The Supreme Court recently held that no liability could be fixed on independent, non-executive directors who were not involved in the day-to-day functioning of the defaulting company. Directors of a company cannot be held criminally liable under section 138 read with section 141 of the Negotiable Instruments Act, 1881, if they were not responsible for conducting the business of the company.

The Supreme Court recently in the case of Sunita Palita & Others versus M/s Panchmani Stone Quarry arising out of S.L.P (Crl.) No. 10396 of 2019 set aside the judgement of the Hon'ble Calcutta High Court filed under section 138 and 141 of the Negotiable Instruments Act, 1881.

Brief facts:

  • M/s Panchmani Stone Quarry ("PSQ") had received a purchase order approximately worth Rs. 2 crores from MBL Infrastructure ("MBL") for the purchase of stone dust and stone aggregate. In lieu of the same, MBL had issued an A/c payee cheque amounting to Rs. 1,71,08,512, drawn in favor of PSQ which was duly signed by the Managing Director of MBL.
  • The said cheque was however dishonored for reasons that the A/c had been closed. Pursuant to the said dishonor, PSQ sent across to MBL, a demand notice under section 138 and 141 of the Negotiable Instruments Act. However, MBL failed to make the said payment.
  • As a result of the non-payment of dues even after the expiry of the notice period, the Respondent/PSQ filed a complaint case against MBL, its Managing Director, as well as the Independent, Non-executive Directors.
  • The Applicants, who are the Independent and Non-executive Directors, approached the Hon'ble Calcutta High Court under section 482 of the Cr.P.C., praying that the proceedings initiated in the above-mentioned matter filed under section 138 and 141 of the Negotiable Instruments Act be quashed, as they were not in any way involved in the day-to-day business being conducted by the said company being mere Independent and Executive Directors.
  • The Hon'ble Calcutta High Court had denied quashing of charges against the Accused persons on the ground that there is an inherent presumption of dishonesty along with the accused person being exposed to criminal liability in cases filed under section 138 and 141 of the Negotiable Instruments Act and that the powers of the High Court under section 482, Cr.P.C. are to be sparingly used.

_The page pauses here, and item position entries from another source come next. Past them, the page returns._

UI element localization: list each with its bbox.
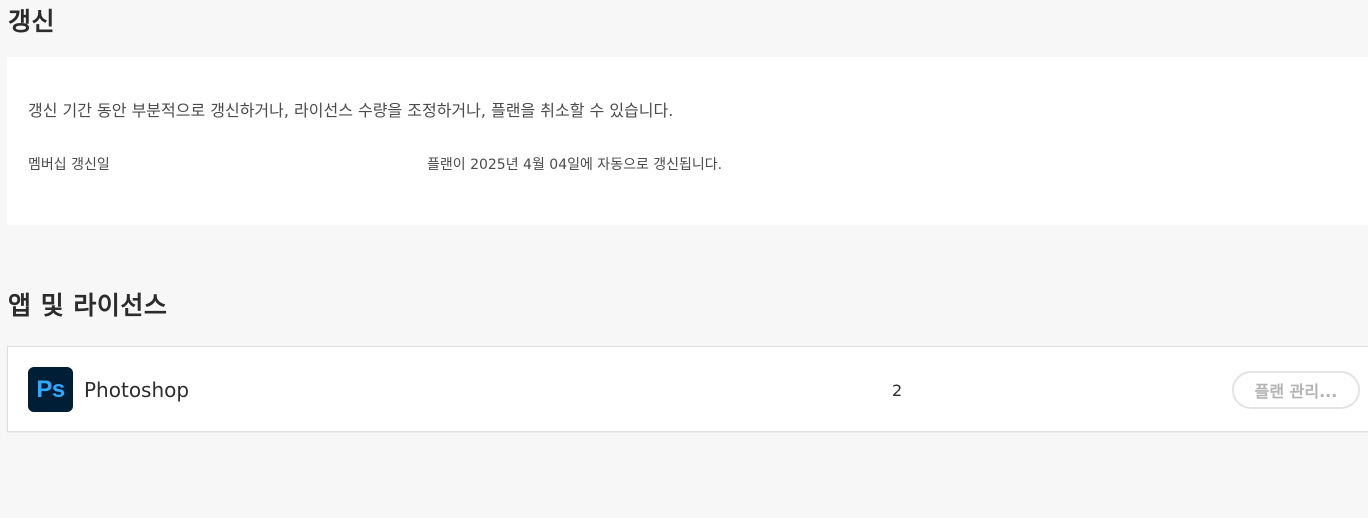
membership-renewal-value: 플랜이 2025년 4월 04일에 자동으로 갱신됩니다. bbox=[427, 157, 723, 173]
membership-renewal-label: 멤버십 갱신일 bbox=[28, 157, 110, 173]
app-name: Photoshop bbox=[84, 378, 190, 402]
page: 갱신 갱신 기간 동안 부분적으로 갱신하거나, 라이선스 수량을 조정하거나,… bbox=[0, 0, 1368, 518]
manage-plan-button[interactable]: 플랜 관리... bbox=[1232, 371, 1360, 409]
renewal-section-title: 갱신 bbox=[8, 7, 56, 36]
renewal-description: 갱신 기간 동안 부분적으로 갱신하거나, 라이선스 수량을 조정하거나, 플랜… bbox=[28, 101, 674, 120]
renewal-card: 갱신 기간 동안 부분적으로 갱신하거나, 라이선스 수량을 조정하거나, 플랜… bbox=[7, 57, 1368, 225]
app-row-photoshop: Ps Photoshop 2 플랜 관리... bbox=[7, 346, 1368, 432]
license-count: 2 bbox=[892, 381, 903, 400]
photoshop-icon: Ps bbox=[28, 367, 73, 412]
apps-section-title: 앱 및 라이선스 bbox=[8, 291, 168, 320]
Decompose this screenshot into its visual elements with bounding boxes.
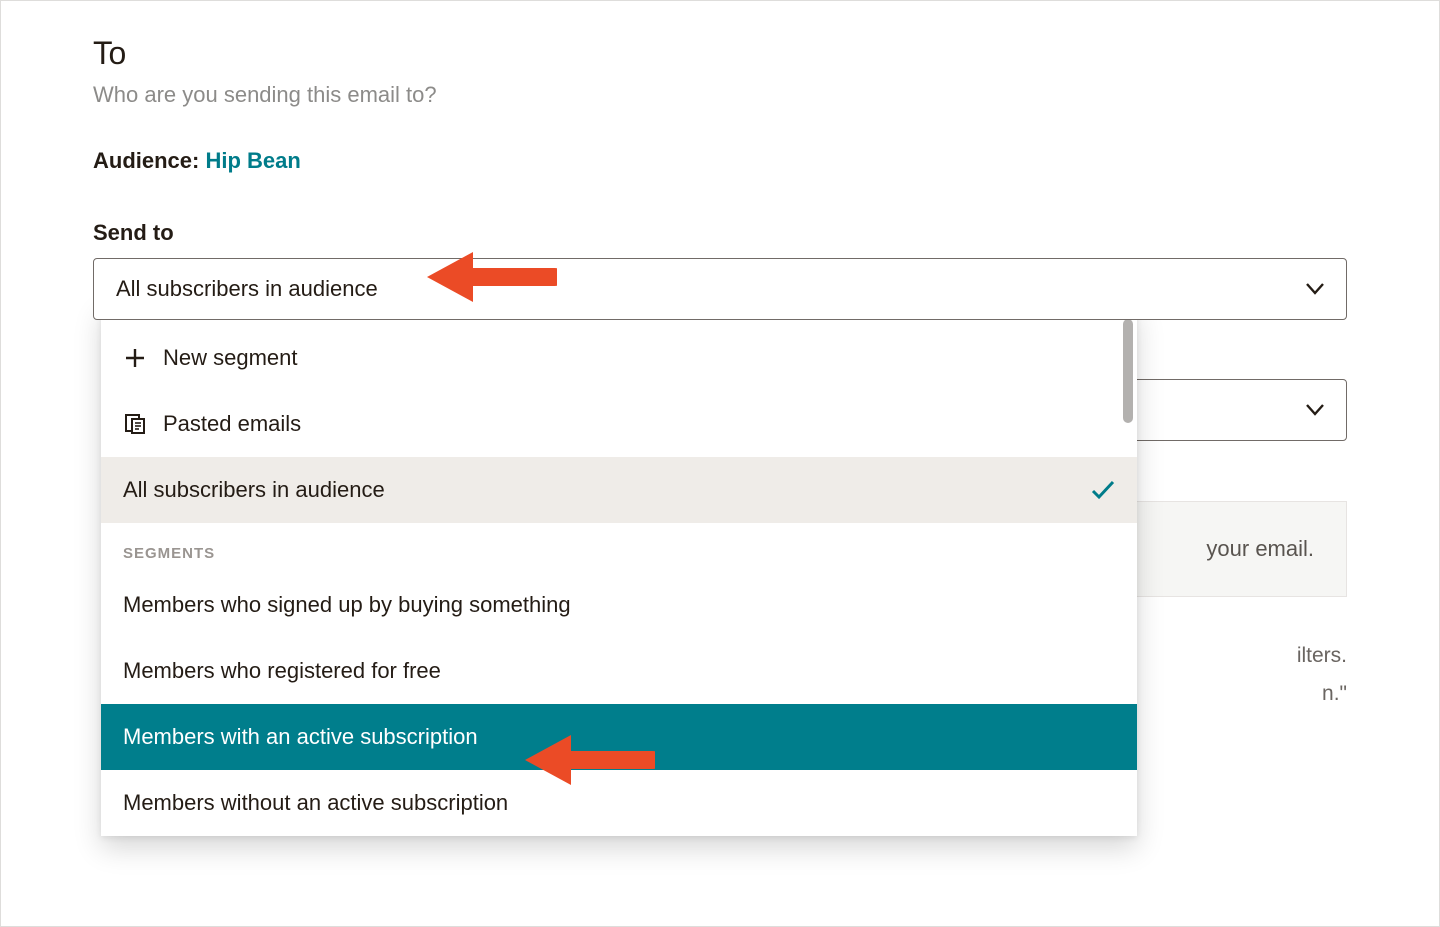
segment-label: Members with an active subscription	[123, 724, 478, 750]
dropdown-segment-item[interactable]: Members without an active subscription	[101, 770, 1137, 836]
section-title: To	[93, 35, 1347, 72]
dropdown-segment-item[interactable]: Members who signed up by buying somethin…	[101, 572, 1137, 638]
section-subtitle: Who are you sending this email to?	[93, 82, 1347, 108]
dropdown-segment-item-highlighted[interactable]: Members with an active subscription	[101, 704, 1137, 770]
send-to-select[interactable]: All subscribers in audience	[93, 258, 1347, 320]
dropdown-group-label: SEGMENTS	[101, 523, 1137, 572]
dropdown-scrollbar[interactable]	[1123, 319, 1133, 423]
send-to-selected-value: All subscribers in audience	[116, 276, 378, 302]
app-frame: To Who are you sending this email to? Au…	[0, 0, 1440, 927]
audience-label: Audience:	[93, 148, 205, 173]
chevron-down-icon	[1306, 283, 1324, 295]
check-icon	[1091, 480, 1115, 500]
dropdown-current-selection[interactable]: All subscribers in audience	[101, 457, 1137, 523]
dropdown-action-new-segment[interactable]: New segment	[101, 325, 1137, 391]
segment-label: Members who registered for free	[123, 658, 441, 684]
dropdown-segment-item[interactable]: Members who registered for free	[101, 638, 1137, 704]
chevron-down-icon	[1306, 404, 1324, 416]
background-panel-text: your email.	[1206, 536, 1314, 562]
segment-label: Members without an active subscription	[123, 790, 508, 816]
dropdown-current-label: All subscribers in audience	[123, 477, 385, 503]
paste-icon	[123, 413, 147, 435]
content-area: To Who are you sending this email to? Au…	[1, 1, 1439, 926]
audience-line: Audience: Hip Bean	[93, 148, 1347, 174]
dropdown-action-label: New segment	[163, 345, 298, 371]
plus-icon	[123, 347, 147, 369]
send-to-label: Send to	[93, 220, 1347, 246]
dropdown-action-label: Pasted emails	[163, 411, 301, 437]
dropdown-action-pasted-emails[interactable]: Pasted emails	[101, 391, 1137, 457]
send-to-dropdown: New segment Pasted emails All subscriber…	[101, 303, 1137, 836]
segment-label: Members who signed up by buying somethin…	[123, 592, 571, 618]
audience-value[interactable]: Hip Bean	[205, 148, 300, 173]
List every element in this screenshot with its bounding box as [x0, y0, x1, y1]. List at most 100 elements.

The Supreme Court, while allowing the said appeal to set aside the judgement of the Hon'ble Calcutta High Court, held:

  • That the High Court failed to appreciate the fact that the Applicants were neither the Managing Directors nor the Joint Managing Directors of the Accused company/MBL, and neither were they the signatories of the dishonored cheque. Hence, they cannot in any way be named as the accused person in the said case.
  • That a director of a company who was not in charge or responsible for the management or functioning of company at the time when the alleged offence takes place, will not be held liable under those provisions.
  • That the liability under section 138/141 of the Negotiable Instruments Act would only arise on if the Applicants were involved in the day-to-day functioning of the enterprise in any way, and not merely on the basis of designation or post that the person holds.

Our Analysis:

This decision reiterates the settled principle that though the identity of the company, including its brain, overlaps with that of its board (directors), it is imperative that only such individuals in that board are held criminally liable who manage the day-to-day affairs and are in the know of things. The principle is oft-quoted in authoritative decisions but it is a grim scenario out on the field where more often than not all individuals in the board of any company are impleaded along with the company in criminal cases.

The Supreme Court while pronouncing the above summarized judgment has safeguarded the rights of the Independent and Non- Executive Directors of a company and has also saved them from being made criminally answerable under section 138/141 of the N.I. Act, unnecessarily. The proceedings initiated in cases filed under section 138 of the N.I. Act should only implicate signatories of the dishonored cheque along with the managing directors/ other members of the company who were actively involved in the business and functioning of the defaulting company.